Auch drei Kinder starben bei der Flut
Ein 60-Jähriger aus dem Örtchen Kreuzberg wird nach der Flutkatastrophe bis heute vermisst. Bei einer Müllsammel-Aktion fanden Helfer im Oktober 2023 zuletzt die Knochen eines Vermissten, des 22-jährigen Franky aus Bad Neuenahr-Ahrweiler. Das jüngste Todesopfer war 4 Jahre alt, zwei weitere Kinder und ein Jugendlicher kamen ums Leben. Das älteste Opfer war 97. Unter den Toten ist auch eine Feuerwehrfrau. In den ersten Monaten nach der Flutnacht nahmen sich im Zusammenhang mit der Katastrophe zudem vier Menschen das Leben, berichtete damals der Opferbeauftragte.
Als der Kreis Ahrweiler aber die höchste Warnstufe erklärte, war es bereits 23.09 Uhr, und die todbringende Welle erreichte schon die Kreisstadt Bad Neuenahr-Ahrweiler. Rund 70 Menschen starben dort, so viele wie in keinem anderen Ort. Die Feuerwehr war am Abend Runden gefahren und hatte die Menschen aufgefordert, in den Häusern zu bleiben und nicht in den Keller zu gehen. Der Evakuierungsaufruf in der Nacht kam in Bad Neuenahr-Ahrweiler zu spät.

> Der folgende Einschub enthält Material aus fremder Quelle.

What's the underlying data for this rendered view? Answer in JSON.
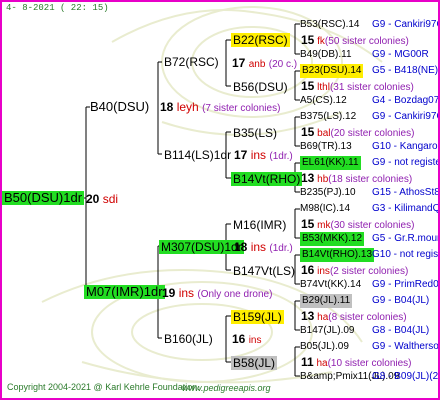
{
  "header": {
    "date": "4-  8-2021 ( 22: 15)"
  },
  "footer": {
    "copyright": "Copyright 2004-2021 @ Karl Kehrle Foundation.",
    "site": "www.pedigreeapis.org"
  },
  "colors": {
    "frame": "#e800c8",
    "green": "#22dd22",
    "yellow": "#ffee00",
    "gray": "#c0c0c0",
    "red": "#d00000",
    "purple": "#9020b0",
    "blue": "#0000cc"
  },
  "root": {
    "name": "B50(DSU)1dr",
    "num": "20",
    "tag": "sdi"
  },
  "gen1": [
    {
      "name": "B40(DSU)",
      "num": "18",
      "tag": "leyh",
      "note": "(7 sister colonies)"
    },
    {
      "name": "M07(IMR)1dr",
      "num": "19",
      "tag": "ins",
      "note": "(Only one drone)"
    }
  ],
  "gen2": [
    {
      "name": "B72(RSC)",
      "num": "17",
      "tag": "anb",
      "note": "(20 c.)"
    },
    {
      "name": "B114(LS)1dr",
      "num": "17",
      "tag": "ins",
      "note": "(1dr.)"
    },
    {
      "name": "M307(DSU)1dr",
      "num": "18",
      "tag": "ins",
      "note": "(1dr.)"
    },
    {
      "name": "B160(JL)",
      "num": "16",
      "tag": "ins",
      "note": ""
    }
  ],
  "gen3": [
    {
      "name": "B22(RSC)",
      "num": "15",
      "tag": ""
    },
    {
      "name": "B56(DSU)",
      "num": "",
      "tag": ""
    },
    {
      "name": "B35(LS)",
      "num": "",
      "tag": ""
    },
    {
      "name": "B14Vt(RHO)",
      "num": "",
      "tag": ""
    },
    {
      "name": "M16(IMR)",
      "num": "",
      "tag": ""
    },
    {
      "name": "B147Vt(LS)",
      "num": "",
      "tag": ""
    },
    {
      "name": "B159(JL)",
      "num": "",
      "tag": ""
    },
    {
      "name": "B58(JL)",
      "num": "",
      "tag": ""
    }
  ],
  "gen4": [
    {
      "a": "B53(RSC).14",
      "b": "G9 - Cankiri97Q",
      "num": "15",
      "tag": "fk",
      "note": "(50 sister colonies)",
      "c": "B49(DB).11",
      "d": "G9 - MG00R"
    },
    {
      "a": "B23(DSU).14",
      "b": "G5 - B418(NE)",
      "num": "15",
      "tag": "lthl",
      "note": "(31 sister colonies)",
      "c": "A5(CS).12",
      "d": "G4 - Bozdag07R"
    },
    {
      "a": "B375(LS).12",
      "b": "G9 - Cankiri97Q",
      "num": "15",
      "tag": "bal",
      "note": "(20 sister colonies)",
      "c": "B69(TR).13",
      "d": "G10 - Kangaroo98R"
    },
    {
      "a": "EL61(KK).11",
      "b": "G9 - not registe",
      "num": "13",
      "tag": "hb",
      "note": "(18 sister colonies)",
      "c": "B235(PJ).10",
      "d": "G15 - AthosSt80R"
    },
    {
      "a": "M98(IC).14",
      "b": "G3 - KilimandQ",
      "num": "15",
      "tag": "mk",
      "note": "(30 sister colonies)",
      "c": "B53(MKK).12",
      "d": "G5 - Gr.R.mounta"
    },
    {
      "a": "B14Vt(RHO).13",
      "b": "G10 - not registe",
      "num": "16",
      "tag": "ins",
      "note": "(2 sister colonies)",
      "c": "B74Vt(KK).14",
      "d": "G9 - PrimRed01"
    },
    {
      "a": "B29(JL).11",
      "b": "G9 - B04(JL)",
      "num": "13",
      "tag": "ha",
      "note": "(8 sister colonies)",
      "c": "B147(JL).09",
      "d": "G8 - B04(JL)"
    },
    {
      "a": "B05(JL).09",
      "b": "G9 - Waltherson",
      "num": "11",
      "tag": "ha",
      "note": "(10 sister colonies)",
      "c": "B&amp;Pmix11(JL).09",
      "d": "G8 - B09(JL)(2x)"
    }
  ],
  "gen3_extra": {
    "b22_num": "17",
    "b22_tag": "anb",
    "b22_note": "(20 c.)",
    "b159_num": "16",
    "b159_tag": "ins"
  }
}
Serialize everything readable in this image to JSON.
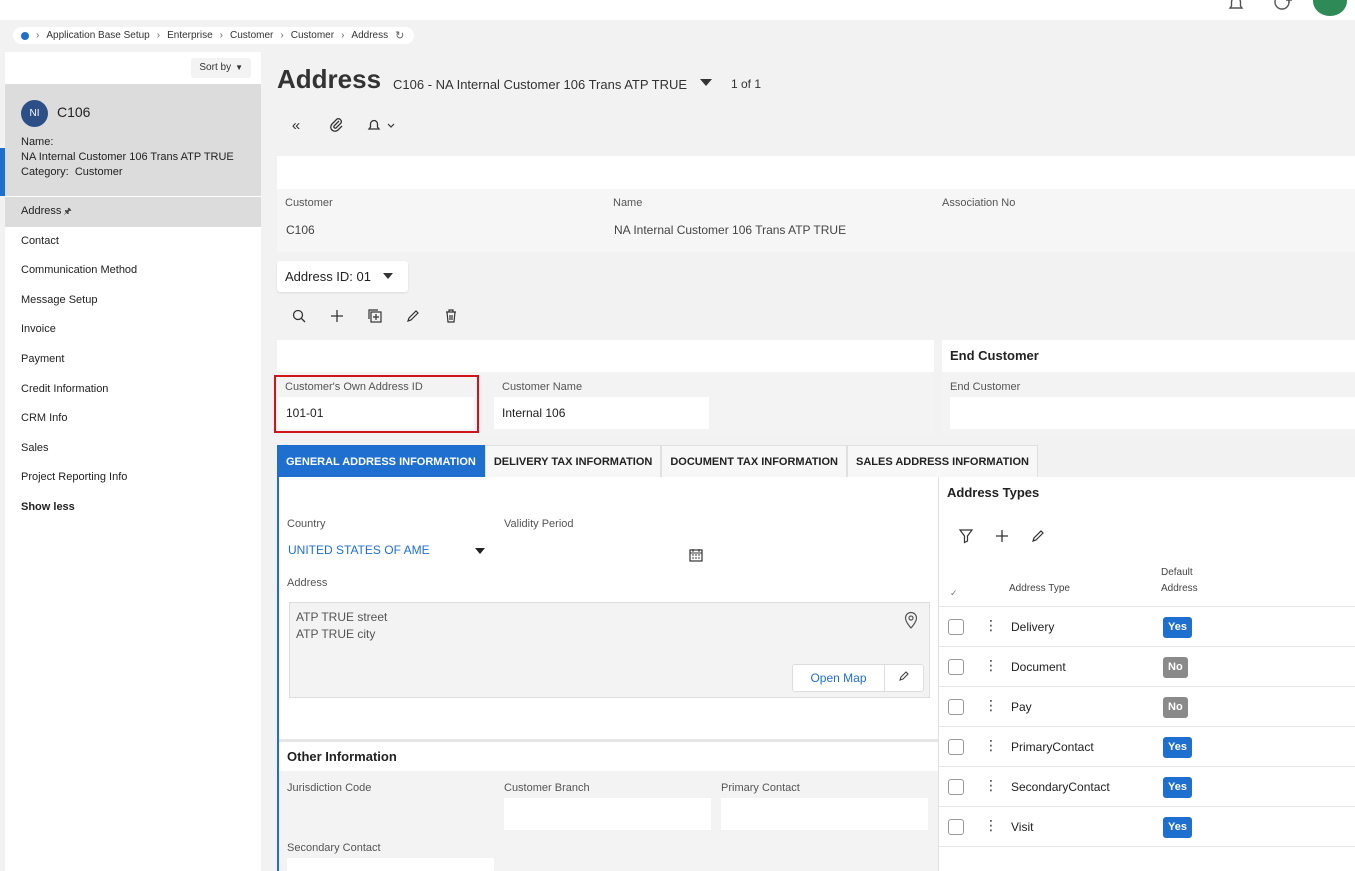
{
  "breadcrumb": [
    "Application Base Setup",
    "Enterprise",
    "Customer",
    "Customer",
    "Address"
  ],
  "sort": {
    "label": "Sort by"
  },
  "record": {
    "initials": "NI",
    "id": "C106",
    "name_label": "Name:",
    "name_value": "NA Internal Customer 106 Trans ATP TRUE",
    "category_label": "Category:",
    "category_value": "Customer"
  },
  "nav": [
    {
      "label": "Address"
    },
    {
      "label": "Contact"
    },
    {
      "label": "Communication Method"
    },
    {
      "label": "Message Setup"
    },
    {
      "label": "Invoice"
    },
    {
      "label": "Payment"
    },
    {
      "label": "Credit Information"
    },
    {
      "label": "CRM Info"
    },
    {
      "label": "Sales"
    },
    {
      "label": "Project Reporting Info"
    },
    {
      "label": "Show less"
    }
  ],
  "page": {
    "title": "Address",
    "record_selector": "C106 - NA Internal Customer 106 Trans ATP TRUE",
    "record_count": "1 of 1"
  },
  "header": {
    "customer_label": "Customer",
    "customer_value": "C106",
    "name_label": "Name",
    "name_value": "NA Internal Customer 106 Trans ATP TRUE",
    "association_label": "Association No",
    "association_value": ""
  },
  "address_id": "Address ID: 01",
  "own": {
    "own_id_label": "Customer's Own Address ID",
    "own_id_value": "101-01",
    "customer_name_label": "Customer Name",
    "customer_name_value": "Internal 106"
  },
  "end_customer": {
    "title": "End Customer",
    "label": "End Customer",
    "value": ""
  },
  "tabs": [
    {
      "label": "GENERAL ADDRESS INFORMATION"
    },
    {
      "label": "DELIVERY TAX INFORMATION"
    },
    {
      "label": "DOCUMENT TAX INFORMATION"
    },
    {
      "label": "SALES ADDRESS INFORMATION"
    }
  ],
  "general": {
    "country_label": "Country",
    "country_value": "UNITED STATES OF AME",
    "validity_label": "Validity Period",
    "address_label": "Address",
    "address_line1": "ATP TRUE street",
    "address_line2": "ATP TRUE city",
    "open_map": "Open Map"
  },
  "other": {
    "title": "Other Information",
    "jurisdiction_label": "Jurisdiction Code",
    "branch_label": "Customer Branch",
    "primary_label": "Primary Contact",
    "secondary_label": "Secondary Contact"
  },
  "address_types": {
    "title": "Address Types",
    "col_type": "Address Type",
    "col_default_1": "Default",
    "col_default_2": "Address",
    "rows": [
      {
        "type": "Delivery",
        "default": "Yes"
      },
      {
        "type": "Document",
        "default": "No"
      },
      {
        "type": "Pay",
        "default": "No"
      },
      {
        "type": "PrimaryContact",
        "default": "Yes"
      },
      {
        "type": "SecondaryContact",
        "default": "Yes"
      },
      {
        "type": "Visit",
        "default": "Yes"
      }
    ]
  },
  "colors": {
    "accent": "#1f6fd1",
    "highlight_border": "#d0141b",
    "badge_no": "#8a8a8a"
  },
  "icons": [
    "bell-icon",
    "help-icon",
    "refresh-icon",
    "collapse-icon",
    "attachment-icon",
    "notification-icon",
    "search-icon",
    "add-icon",
    "duplicate-icon",
    "edit-icon",
    "delete-icon",
    "calendar-icon",
    "location-pin-icon",
    "filter-icon",
    "kebab-icon",
    "pin-icon"
  ]
}
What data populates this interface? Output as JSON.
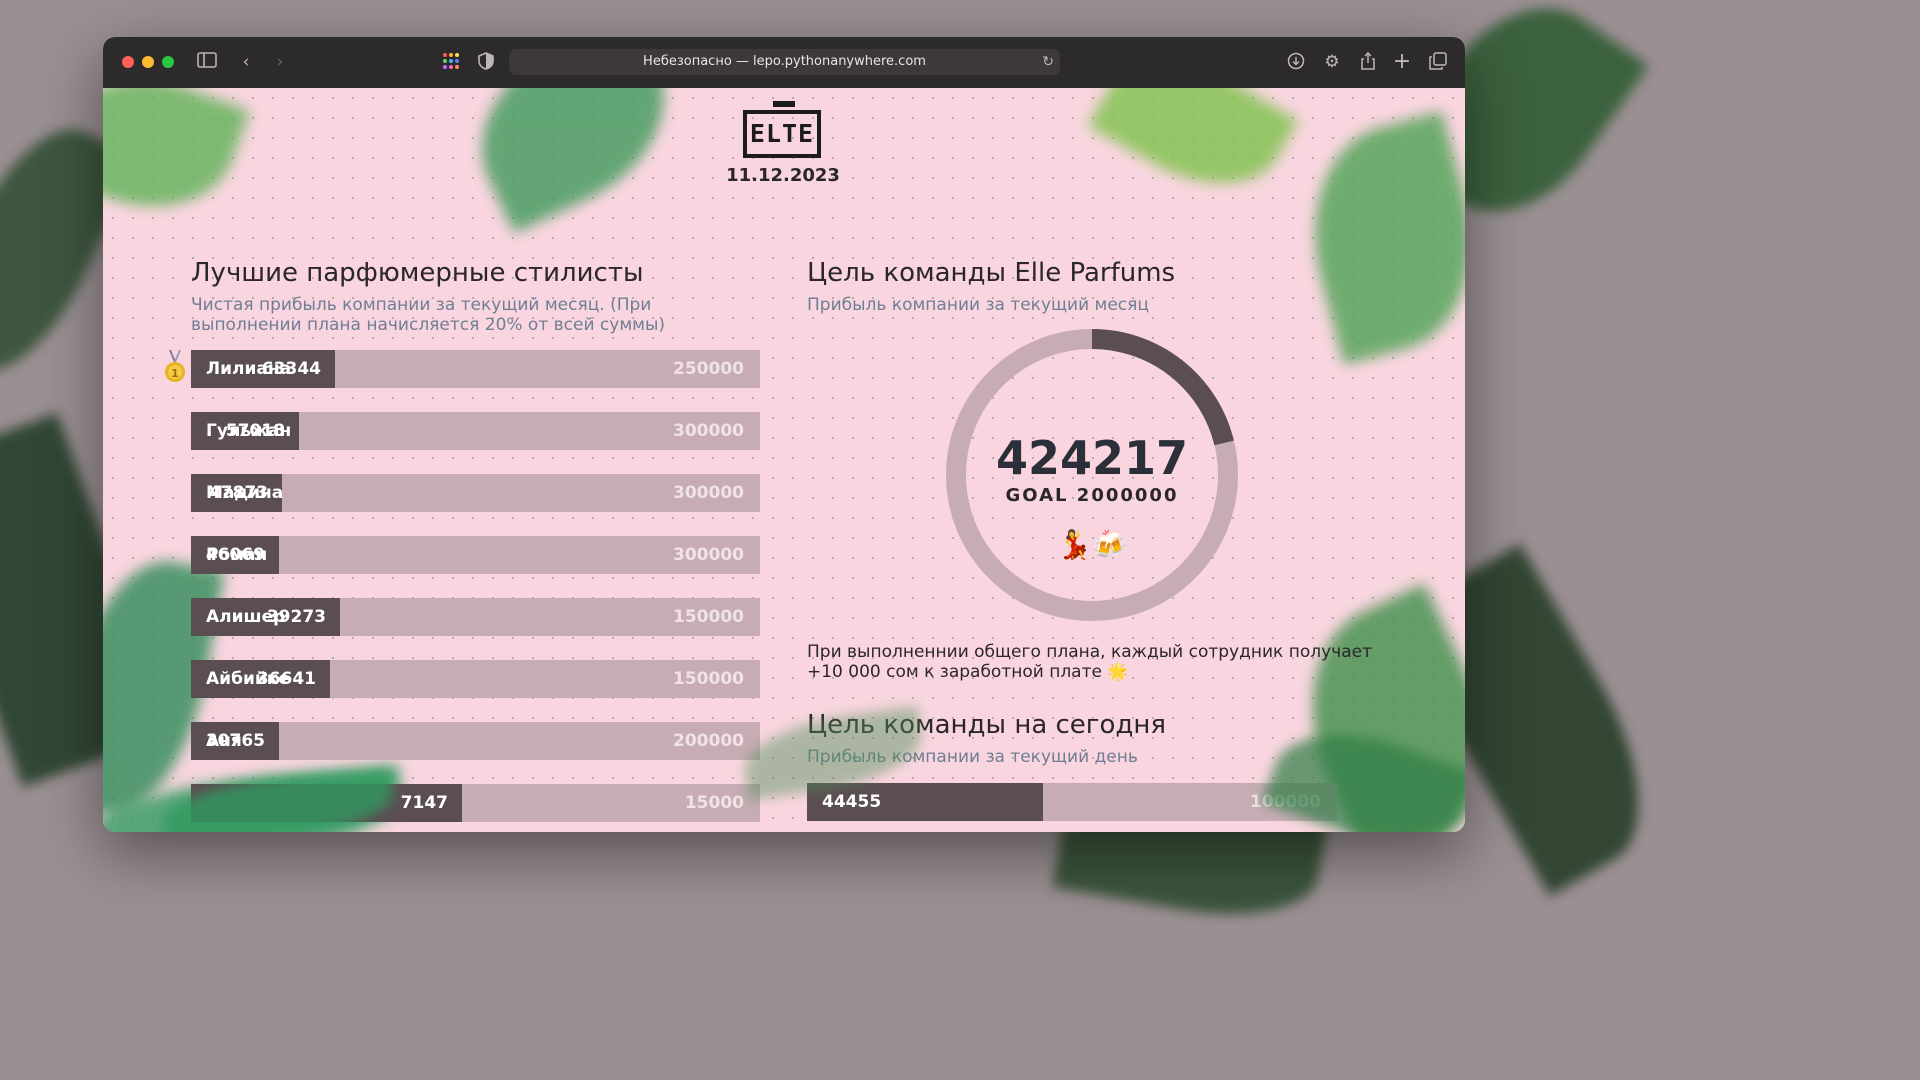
{
  "browser": {
    "url_text": "Небезопасно — lepo.pythonanywhere.com"
  },
  "header": {
    "logo_text": "ELTE",
    "date": "11.12.2023"
  },
  "stylists": {
    "title": "Лучшие парфюмерные стилисты",
    "subtitle": "Чистая прибыль компании за текущий месяц. (При выполнении плана начисляется 20% от всей суммы)",
    "rows": [
      {
        "name": "Лилиана",
        "value": "63344",
        "goal": "250000",
        "progress": 0.253
      },
      {
        "name": "Гульжан",
        "value": "57018",
        "goal": "300000",
        "progress": 0.19
      },
      {
        "name": "Мадина",
        "value": "47873",
        "goal": "300000",
        "progress": 0.16
      },
      {
        "name": "Роман",
        "value": "46069",
        "goal": "300000",
        "progress": 0.154
      },
      {
        "name": "Алишер",
        "value": "39273",
        "goal": "150000",
        "progress": 0.262
      },
      {
        "name": "Айбийке",
        "value": "36641",
        "goal": "150000",
        "progress": 0.244
      },
      {
        "name": "Аня",
        "value": "30765",
        "goal": "200000",
        "progress": 0.154
      },
      {
        "name": "",
        "value": "7147",
        "goal": "15000",
        "progress": 0.476
      }
    ]
  },
  "team_goal": {
    "title": "Цель команды Elle Parfums",
    "subtitle": "Прибыль компании за текущий месяц",
    "current": "424217",
    "goal_label": "GOAL 2000000",
    "progress": 0.212,
    "emoji": "💃🍻",
    "bonus_text": "При выполненнии общего плана, каждый сотрудник получает +10 000 сом к заработной плате 🌟"
  },
  "today_goal": {
    "title": "Цель команды на сегодня",
    "subtitle": "Прибыль компании за текущий день",
    "value": "44455",
    "goal": "100000",
    "progress": 0.445
  },
  "colors": {
    "page_bg": "#f9d6df",
    "bar_fill": "#5b4e52",
    "bar_track": "#c8acb4",
    "subtitle": "#6f7e94"
  }
}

22-Jährige ging nach Durchsage schlafen und starb
Es gibt ein Video, das die Feuerwehr in einer Straße zeigt, in der die 22-jährige Johanna Orth lebte und die Durchsage rund vier Stunden vor ihrem Tod filmte. Ihre Eltern trifft die jüngste Entscheidung der Staatsanwaltschaft schwer, sagte ihr Anwalt Christian Hecken t-online. Sie wollen weiterhin, dass der Landrat vor Gericht kommt, und sie werden Beschwerde bei der Generalstaatsanwaltschaft einlegen: "Johanna hätte mit Sicherheit überlebt, wenn die Menschen gewarnt worden wären." Das reiche für die Anklage. Die Staatsanwaltschaft sah das anders. Es gebe keine Gewissheit, wie Menschen auf eine Warnung reagierten, so der Leitende Oberstaatsanwalt Mario Mannweiler in der Pressekonferenz. "Mit Wahrscheinlichkeiten werden in Deutschland keine Menschen verurteilt."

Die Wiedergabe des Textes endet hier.